The authors of [30] use both user and control plane data to diagnose real-world Femtocell and VoLTE (Voice over LTE) problems; the authors in [31] understand and diagnose real-world Femtocell performance problems. The authors in [32], developing a predictive model of quality of experience for internet video, presents a data-driven approach to model the metric interdependencies and their complex relationships to engagement and propose a systematic framework to identify and account for the confounding factors. The authors in [33] developed a machine learning framework for diagnosing the root cause of mobile video QoE issues for different video types (e.g., bitrate, duration) and contexts (e.g., wireless technology, encryption). The authors in [34] modeled web quality of experience on cellular networks using machine learning framework, illustrating radio network characteristics (such as signal strength, handovers, and load). The authors in [35] describe a device-centric machine learning approach and use the latency analysis on two popular mobile apps (web browsing and instant messaging).

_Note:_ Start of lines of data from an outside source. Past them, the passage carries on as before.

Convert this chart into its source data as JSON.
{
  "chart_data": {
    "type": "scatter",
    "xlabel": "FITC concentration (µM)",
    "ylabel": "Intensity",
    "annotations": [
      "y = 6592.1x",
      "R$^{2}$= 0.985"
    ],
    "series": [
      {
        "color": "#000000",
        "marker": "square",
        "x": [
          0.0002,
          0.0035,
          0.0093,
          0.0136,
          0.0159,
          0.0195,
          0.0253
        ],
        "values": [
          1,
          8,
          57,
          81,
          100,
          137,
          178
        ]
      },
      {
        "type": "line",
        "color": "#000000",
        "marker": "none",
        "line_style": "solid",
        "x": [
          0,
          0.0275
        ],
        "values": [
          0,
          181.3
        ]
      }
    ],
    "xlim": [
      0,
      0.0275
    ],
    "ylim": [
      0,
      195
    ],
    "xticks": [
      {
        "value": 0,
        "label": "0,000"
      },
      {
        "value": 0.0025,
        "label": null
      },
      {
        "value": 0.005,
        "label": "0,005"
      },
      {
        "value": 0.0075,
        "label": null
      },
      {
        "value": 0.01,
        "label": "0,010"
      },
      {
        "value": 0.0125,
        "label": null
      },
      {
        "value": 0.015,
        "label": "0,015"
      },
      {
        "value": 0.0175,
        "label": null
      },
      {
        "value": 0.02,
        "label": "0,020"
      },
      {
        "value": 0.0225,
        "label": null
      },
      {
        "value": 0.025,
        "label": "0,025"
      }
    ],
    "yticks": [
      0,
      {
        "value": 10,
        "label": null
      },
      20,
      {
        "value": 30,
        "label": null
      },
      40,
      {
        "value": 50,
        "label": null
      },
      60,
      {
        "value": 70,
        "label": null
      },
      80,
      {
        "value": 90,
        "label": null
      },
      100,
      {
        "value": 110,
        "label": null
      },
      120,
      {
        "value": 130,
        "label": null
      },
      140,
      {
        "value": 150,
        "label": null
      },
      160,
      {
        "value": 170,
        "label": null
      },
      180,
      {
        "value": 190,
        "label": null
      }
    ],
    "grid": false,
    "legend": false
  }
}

Our work extends the analyzing task into NB-IoT network and device. By using classical machine learning methods, the delay/throughput problems can be located and well predicted out of hundreds of NB specific items.

8. Conclusions

In this study, we adopted the approach used in the MobileInsight project [2] in developing a portable hardware and software system for decoding NB-IoT network messages and conducting experiments by which to analyze network performance. We also built machine learning framework to diagnose delay/throughput efficiency under the conditions typically found in the IoT industry. In the future, NB-IoT modules and networks will be extended to include positioning methods and multicast services based on 3GPP specifications [36]. The efficacy of the proposed NBPilot system was established by applying it to a metropolitan NB-IoT network with over 2,000 NB sites for the collection and testing of data trace as well as the validation of a cellular station prior to going online. Our study showed that NB-IoT nodes yield significantly imbalanced energy consumption in the wild, due to poor network coverage level, long tail power profile, and excessive control message repetitions.

Data Availability

We release the data sample through https://github.com/Zhenxian-Hu/NBPilot. Requests for access to full data should be made to zhenxian.hu@qq.com.

Disclosure

An earlier version of this paper is presented in IEEE Communications Society Conference on Sensor and Ad Hoc Communications and Networks (SECON) 2019.

Conflicts of Interest

The authors declare that they have no conflicts of interest.

Acknowledgments

This work is supported by the National Key R&D Program of China (2018YFB2101102), National Natural Science Foundation of China (U1736207, 62072306), and Program of Shanghai Academic Research Leader (20XD1402100).